Parmi les arguments invoqués pour justifier cette nouvelle baisse, il y en a peu qui – en l’état – tiennent la route. Les prévisions sur l’allongement de la durée de vie des retraités a déjà été prise en compte avec la première baisse et son accélération reste à prouver. Et prétendre que l’économie ne servira plus jamais les mêmes rendements que par le passé est pour le moins prématuré, preuve en est celui obtenu en 2009 (+11,8% selon l’indice Pictet LPP 25).
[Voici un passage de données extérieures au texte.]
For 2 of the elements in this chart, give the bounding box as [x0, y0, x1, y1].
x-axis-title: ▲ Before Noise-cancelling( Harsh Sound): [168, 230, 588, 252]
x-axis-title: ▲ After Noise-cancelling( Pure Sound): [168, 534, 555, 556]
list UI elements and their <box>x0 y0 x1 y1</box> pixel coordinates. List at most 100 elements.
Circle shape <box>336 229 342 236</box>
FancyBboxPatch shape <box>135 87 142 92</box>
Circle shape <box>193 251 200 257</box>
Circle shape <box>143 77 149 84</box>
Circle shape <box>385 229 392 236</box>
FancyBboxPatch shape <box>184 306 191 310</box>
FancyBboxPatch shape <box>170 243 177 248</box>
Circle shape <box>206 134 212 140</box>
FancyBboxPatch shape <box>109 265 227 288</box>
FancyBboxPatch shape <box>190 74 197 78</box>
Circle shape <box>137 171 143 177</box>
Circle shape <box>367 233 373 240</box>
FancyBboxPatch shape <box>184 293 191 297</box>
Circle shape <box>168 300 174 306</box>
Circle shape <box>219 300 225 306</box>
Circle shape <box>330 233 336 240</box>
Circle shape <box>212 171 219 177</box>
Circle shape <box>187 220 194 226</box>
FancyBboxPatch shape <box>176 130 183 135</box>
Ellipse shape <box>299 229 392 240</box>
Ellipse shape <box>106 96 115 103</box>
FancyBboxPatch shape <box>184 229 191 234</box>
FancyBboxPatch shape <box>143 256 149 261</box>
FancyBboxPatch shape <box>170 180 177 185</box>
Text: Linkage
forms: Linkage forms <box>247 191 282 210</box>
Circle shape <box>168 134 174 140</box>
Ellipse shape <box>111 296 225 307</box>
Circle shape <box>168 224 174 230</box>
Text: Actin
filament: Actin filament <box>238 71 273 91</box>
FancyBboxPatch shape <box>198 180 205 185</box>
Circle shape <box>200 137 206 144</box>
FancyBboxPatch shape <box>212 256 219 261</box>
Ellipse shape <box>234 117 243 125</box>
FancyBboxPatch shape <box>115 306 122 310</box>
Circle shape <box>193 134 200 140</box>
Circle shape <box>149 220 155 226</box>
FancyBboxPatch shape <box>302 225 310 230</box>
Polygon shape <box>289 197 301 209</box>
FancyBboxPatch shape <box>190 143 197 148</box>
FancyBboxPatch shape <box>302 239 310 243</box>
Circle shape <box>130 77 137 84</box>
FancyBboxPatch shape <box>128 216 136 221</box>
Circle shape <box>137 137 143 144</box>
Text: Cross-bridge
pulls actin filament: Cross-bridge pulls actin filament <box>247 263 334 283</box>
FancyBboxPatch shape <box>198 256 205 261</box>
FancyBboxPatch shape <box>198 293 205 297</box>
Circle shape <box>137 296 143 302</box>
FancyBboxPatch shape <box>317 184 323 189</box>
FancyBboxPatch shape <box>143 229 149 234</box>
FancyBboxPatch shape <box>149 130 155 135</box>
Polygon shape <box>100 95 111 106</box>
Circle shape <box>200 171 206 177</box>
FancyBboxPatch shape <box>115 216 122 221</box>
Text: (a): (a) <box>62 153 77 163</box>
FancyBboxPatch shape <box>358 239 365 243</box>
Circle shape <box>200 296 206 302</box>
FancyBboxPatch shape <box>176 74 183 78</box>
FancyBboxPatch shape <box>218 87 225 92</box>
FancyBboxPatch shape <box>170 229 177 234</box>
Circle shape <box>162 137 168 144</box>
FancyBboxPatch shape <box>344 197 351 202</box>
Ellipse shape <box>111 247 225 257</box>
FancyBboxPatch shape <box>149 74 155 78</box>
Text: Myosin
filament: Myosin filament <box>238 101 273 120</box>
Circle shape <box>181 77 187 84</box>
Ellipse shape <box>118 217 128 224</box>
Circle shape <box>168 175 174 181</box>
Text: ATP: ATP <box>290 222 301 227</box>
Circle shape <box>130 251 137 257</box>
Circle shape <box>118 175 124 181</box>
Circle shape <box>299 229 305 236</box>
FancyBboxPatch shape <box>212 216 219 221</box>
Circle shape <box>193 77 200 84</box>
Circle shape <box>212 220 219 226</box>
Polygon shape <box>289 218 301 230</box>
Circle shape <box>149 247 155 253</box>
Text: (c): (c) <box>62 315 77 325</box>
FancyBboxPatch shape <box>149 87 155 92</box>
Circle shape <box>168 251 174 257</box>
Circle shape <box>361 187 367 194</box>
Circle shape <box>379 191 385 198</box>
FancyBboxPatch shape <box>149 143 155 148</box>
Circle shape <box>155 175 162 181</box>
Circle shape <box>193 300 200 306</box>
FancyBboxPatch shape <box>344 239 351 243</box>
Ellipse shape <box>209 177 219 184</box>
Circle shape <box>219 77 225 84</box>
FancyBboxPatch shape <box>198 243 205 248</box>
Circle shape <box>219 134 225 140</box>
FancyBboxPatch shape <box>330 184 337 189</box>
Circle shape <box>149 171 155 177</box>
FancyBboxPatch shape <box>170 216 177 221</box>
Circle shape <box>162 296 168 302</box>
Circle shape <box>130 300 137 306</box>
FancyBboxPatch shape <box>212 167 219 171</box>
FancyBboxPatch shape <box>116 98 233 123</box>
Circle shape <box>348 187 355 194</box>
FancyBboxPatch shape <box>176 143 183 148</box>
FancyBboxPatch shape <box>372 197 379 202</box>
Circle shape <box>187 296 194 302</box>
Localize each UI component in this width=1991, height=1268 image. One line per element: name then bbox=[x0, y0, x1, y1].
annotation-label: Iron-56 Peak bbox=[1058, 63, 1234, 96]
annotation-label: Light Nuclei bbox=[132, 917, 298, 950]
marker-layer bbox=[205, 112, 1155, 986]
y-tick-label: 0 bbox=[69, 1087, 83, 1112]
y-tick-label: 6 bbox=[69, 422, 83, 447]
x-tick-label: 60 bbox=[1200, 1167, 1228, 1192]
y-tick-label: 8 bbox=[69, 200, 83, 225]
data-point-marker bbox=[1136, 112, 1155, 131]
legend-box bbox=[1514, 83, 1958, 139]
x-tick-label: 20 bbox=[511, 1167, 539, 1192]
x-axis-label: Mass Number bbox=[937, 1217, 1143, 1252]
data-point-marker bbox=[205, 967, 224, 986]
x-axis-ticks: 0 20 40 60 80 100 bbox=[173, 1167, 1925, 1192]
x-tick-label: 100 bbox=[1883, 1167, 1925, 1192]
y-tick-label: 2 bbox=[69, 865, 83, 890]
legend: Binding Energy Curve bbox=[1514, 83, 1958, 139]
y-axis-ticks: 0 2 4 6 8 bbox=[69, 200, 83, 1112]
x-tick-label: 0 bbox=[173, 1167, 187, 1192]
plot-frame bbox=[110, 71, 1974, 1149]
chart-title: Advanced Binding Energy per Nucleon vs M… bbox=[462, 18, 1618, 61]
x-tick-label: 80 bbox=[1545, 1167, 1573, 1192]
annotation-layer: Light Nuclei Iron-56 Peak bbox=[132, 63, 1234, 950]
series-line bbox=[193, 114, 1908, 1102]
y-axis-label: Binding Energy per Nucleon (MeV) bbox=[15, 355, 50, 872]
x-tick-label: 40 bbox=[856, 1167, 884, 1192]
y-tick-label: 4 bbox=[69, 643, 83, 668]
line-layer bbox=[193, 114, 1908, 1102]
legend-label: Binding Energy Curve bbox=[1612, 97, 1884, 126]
Tout cela, nous l’avons déjà longuement expliqué dans notre supplément et dans nos précédentes éditions (lire TCF 12/2009 et 1/2010).
Hâte-toi lentement…
Nous ne sommes toutefois pas des médiums. Peut-être bien que la durée de vie va s’allonger encore et peut-être aussi que l’économie va de nouveau limiter le rendement des placements. Mais nous avons au moins trois ans devant nous pour le mesurer concrètement. En 2013 en effet, le Conseil fédéral a légalement l’obligation de revoir le taux de conversion: il devra alors, selon l’évolution des marchés et des tables de longévité, proposer son maintien à 6,8% ou sa baisse. Et, s’il s’agit d’une baisse, cette fois fondée sur des faits nettement plus concrets, il pourra sans autre demander son entrée en vigueur en 2016. Dès lors, pourquoi prendre aujourd’hui une décision irréversible (ce taux ne sera jamais revu à la hausse) sur des prévisions contestables, alors qu’on peut, le cas échéant, arriver au même résultat en se fondant sur trois années d’expérience supplémentaire?
Christian Chevrolet
Quand l’inflation s’en mêle
En 1990, le taux d’intérêt minimal était de 4% et l’inflation de 5,4%: le capital du 2e pilier a donc augmenté de 4%, mais le pouvoir d’achat était inférieur de 1,4% par rapport à l’année précédente. L’an dernier, en revanche, le taux minimal était de 2% seulement et l’inflation de – 0,5%: le capital n’a donc augmenté que de 2%, mais valait réellement + 2,5%. C’est un fait.
Toutefois, les caisses de pension n’ont pas l’obligation d’indexer les rentes, et le font donc peu. Or, ce qui se payait 1000 fr. en 1995 vaut aujourd’hui 1123 fr. Donc, dans cet exemple, le pouvoir d’achat d’un retraité a perdu 11%. Imaginons un scénario identique avec un futur retraité de 2016, nanti d’une rente calculée avec un taux de conversion baissé à 6,4%. Quinze ans plus tard, il aura perdu deux fois plus que son prédécesseur: 11% dus à l’inflation + 11% dus à la baisse de la rente initiale.